Python Elastic Input¶
Overview¶
This node can be used for simple use cases where you do not need to manipulate dataframe APIs.
The resulting output of this node is a list of python dictionaries. Each dictionary is the result queried against an elasticsearch cluster.
In contrast to classic input node type, this one can subscribe to a node publishing a list of strings. Each element of the list will be used to query elasticsearch.

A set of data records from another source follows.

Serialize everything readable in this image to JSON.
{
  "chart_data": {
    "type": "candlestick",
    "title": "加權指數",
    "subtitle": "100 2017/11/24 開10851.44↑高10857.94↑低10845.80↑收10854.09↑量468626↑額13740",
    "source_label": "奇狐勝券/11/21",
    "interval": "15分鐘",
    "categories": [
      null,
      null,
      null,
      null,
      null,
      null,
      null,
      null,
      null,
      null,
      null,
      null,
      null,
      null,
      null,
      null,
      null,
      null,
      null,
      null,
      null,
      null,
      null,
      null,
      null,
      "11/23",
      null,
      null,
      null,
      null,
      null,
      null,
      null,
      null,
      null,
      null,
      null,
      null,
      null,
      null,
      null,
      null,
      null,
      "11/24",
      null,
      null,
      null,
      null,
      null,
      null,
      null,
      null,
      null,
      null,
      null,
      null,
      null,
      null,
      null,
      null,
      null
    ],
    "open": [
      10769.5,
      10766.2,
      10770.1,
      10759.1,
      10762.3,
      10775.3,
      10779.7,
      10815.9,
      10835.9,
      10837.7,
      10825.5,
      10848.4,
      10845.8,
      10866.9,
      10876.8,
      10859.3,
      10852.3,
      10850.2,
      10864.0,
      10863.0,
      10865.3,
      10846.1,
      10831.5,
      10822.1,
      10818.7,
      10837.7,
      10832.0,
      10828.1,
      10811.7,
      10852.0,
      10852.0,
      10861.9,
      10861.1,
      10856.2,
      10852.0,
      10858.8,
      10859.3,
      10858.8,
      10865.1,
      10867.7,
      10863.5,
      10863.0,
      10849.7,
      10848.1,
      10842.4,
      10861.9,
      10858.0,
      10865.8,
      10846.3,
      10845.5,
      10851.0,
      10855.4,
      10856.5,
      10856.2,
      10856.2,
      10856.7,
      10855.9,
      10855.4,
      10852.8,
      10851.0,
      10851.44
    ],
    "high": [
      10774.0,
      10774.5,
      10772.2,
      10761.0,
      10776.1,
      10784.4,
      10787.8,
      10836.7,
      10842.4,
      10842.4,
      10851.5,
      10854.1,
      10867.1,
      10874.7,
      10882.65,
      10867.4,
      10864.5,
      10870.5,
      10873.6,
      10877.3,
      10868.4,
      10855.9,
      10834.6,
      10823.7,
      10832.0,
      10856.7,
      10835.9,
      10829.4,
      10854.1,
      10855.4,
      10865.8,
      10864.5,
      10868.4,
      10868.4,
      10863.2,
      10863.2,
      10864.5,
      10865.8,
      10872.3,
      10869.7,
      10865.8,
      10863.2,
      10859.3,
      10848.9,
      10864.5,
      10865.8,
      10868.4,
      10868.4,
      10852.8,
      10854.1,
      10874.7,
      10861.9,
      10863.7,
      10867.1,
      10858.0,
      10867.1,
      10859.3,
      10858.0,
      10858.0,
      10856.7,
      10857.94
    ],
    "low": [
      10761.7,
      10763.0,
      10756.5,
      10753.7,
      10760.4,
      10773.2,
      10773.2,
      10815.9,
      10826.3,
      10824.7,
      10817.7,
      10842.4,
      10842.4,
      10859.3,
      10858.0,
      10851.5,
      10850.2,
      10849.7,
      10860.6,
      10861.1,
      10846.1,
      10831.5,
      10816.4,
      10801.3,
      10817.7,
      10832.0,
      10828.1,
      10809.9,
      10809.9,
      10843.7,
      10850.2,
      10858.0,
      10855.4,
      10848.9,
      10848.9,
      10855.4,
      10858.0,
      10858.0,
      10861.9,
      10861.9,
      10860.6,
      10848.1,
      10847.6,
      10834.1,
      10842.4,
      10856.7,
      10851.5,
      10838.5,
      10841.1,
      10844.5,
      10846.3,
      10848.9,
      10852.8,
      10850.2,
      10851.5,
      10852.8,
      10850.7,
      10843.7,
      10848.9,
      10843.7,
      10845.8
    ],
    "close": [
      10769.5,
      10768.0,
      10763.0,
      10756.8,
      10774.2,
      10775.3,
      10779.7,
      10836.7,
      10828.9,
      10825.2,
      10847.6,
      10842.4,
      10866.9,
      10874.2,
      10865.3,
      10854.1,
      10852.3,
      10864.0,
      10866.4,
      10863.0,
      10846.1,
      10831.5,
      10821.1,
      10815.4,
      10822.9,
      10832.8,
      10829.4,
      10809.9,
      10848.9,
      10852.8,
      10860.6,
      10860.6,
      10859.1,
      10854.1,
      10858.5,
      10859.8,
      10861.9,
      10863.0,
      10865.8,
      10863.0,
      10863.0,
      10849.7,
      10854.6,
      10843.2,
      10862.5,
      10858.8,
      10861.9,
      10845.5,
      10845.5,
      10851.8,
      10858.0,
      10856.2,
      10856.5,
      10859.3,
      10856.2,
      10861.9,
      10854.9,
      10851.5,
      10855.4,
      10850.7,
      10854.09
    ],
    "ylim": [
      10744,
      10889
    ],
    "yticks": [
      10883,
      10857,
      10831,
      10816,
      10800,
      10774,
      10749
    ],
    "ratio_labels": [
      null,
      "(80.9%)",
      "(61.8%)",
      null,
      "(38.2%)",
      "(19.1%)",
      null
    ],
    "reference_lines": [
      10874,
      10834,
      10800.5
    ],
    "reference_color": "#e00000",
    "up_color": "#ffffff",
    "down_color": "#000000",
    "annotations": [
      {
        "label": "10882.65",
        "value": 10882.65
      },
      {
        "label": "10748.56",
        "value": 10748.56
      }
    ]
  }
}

In case a query is defined by this node and at the same time it is subscribed to another one publishing a list of queries: the list of queries alongside the query set up on this node will be used on your elasticsearch cluster.
Runtime Compatibility¶
- PySpark : ✅
- Spark : ❌
Examples¶
Basic¶
---
type: punchline
version: '6.0'
runtime: pyspark
dag:
- type: python_elastic_input
component: python_elastic_input
settings:
index: platform-metricbeat-*
query:
query:
match_all: {}
publish:
- stream: data
- type: python_elastic_output
component: python_elastic_output
settings:
index: singlequery
subscribe:
- stream: data
component: python_elastic_input
Custom Fields Selection¶
This node can also be configured in order to retrieve only specific fields from Elasticsearch response. Additionnal fields like for example a timestamp or the number of document in requested index can also be retrieved. This feature is usefull if you want to bench Elasticsearch.
---
type: punchline
version: '6.0'
runtime: pyspark
dag:
- type: python_file_input
component: queries
publish:
- stream: data
settings:
file_path: "/full/path/to/file/query"
- type: python_elastic_input
component: python_elastic_input
settings:
index: mydata
nodes:
- localhost
subscribe:
- stream: data
component: queries
publish:
- stream: data
- type: python_elastic_output
component: python_elastic_output
settings:
nodes:
- localhost
index: multiquerytest
subscribe:
- stream: data
component: python_elastic_input
Parameters¶
Name | Type | mandatory | Default value | Description |
---|---|---|---|---|
index | String | true | NONE | The name of your elasticsearch index where data will be fetched. |
port | Integer | false | 9200 | Your Elasticsearch server Port. |
query | String - Json | false | match all | A valid Elasticsearch query. |
nodes | List of String | true | NONE | Hostnames of your elasticsearch nodes. In general, only one hostname is needed. |
type | String | false | NONE | document type that will be retrieved from elasticsearch index |
timestamp_field | Boolean | false | false | adds a timestamp field to your json document. |
output_fields | List of String | false | NONE | List of fields retrieved from Elasticsearch response. ie hits.hits, etc... |
count_field | Boolean | false | false | If true, add a count field in response which count total number of document in index. |
node_id | String | false | NONE | If set, add a node_id field in response which set a id to current node. Must be unique in order to differentiate requests in visualization. |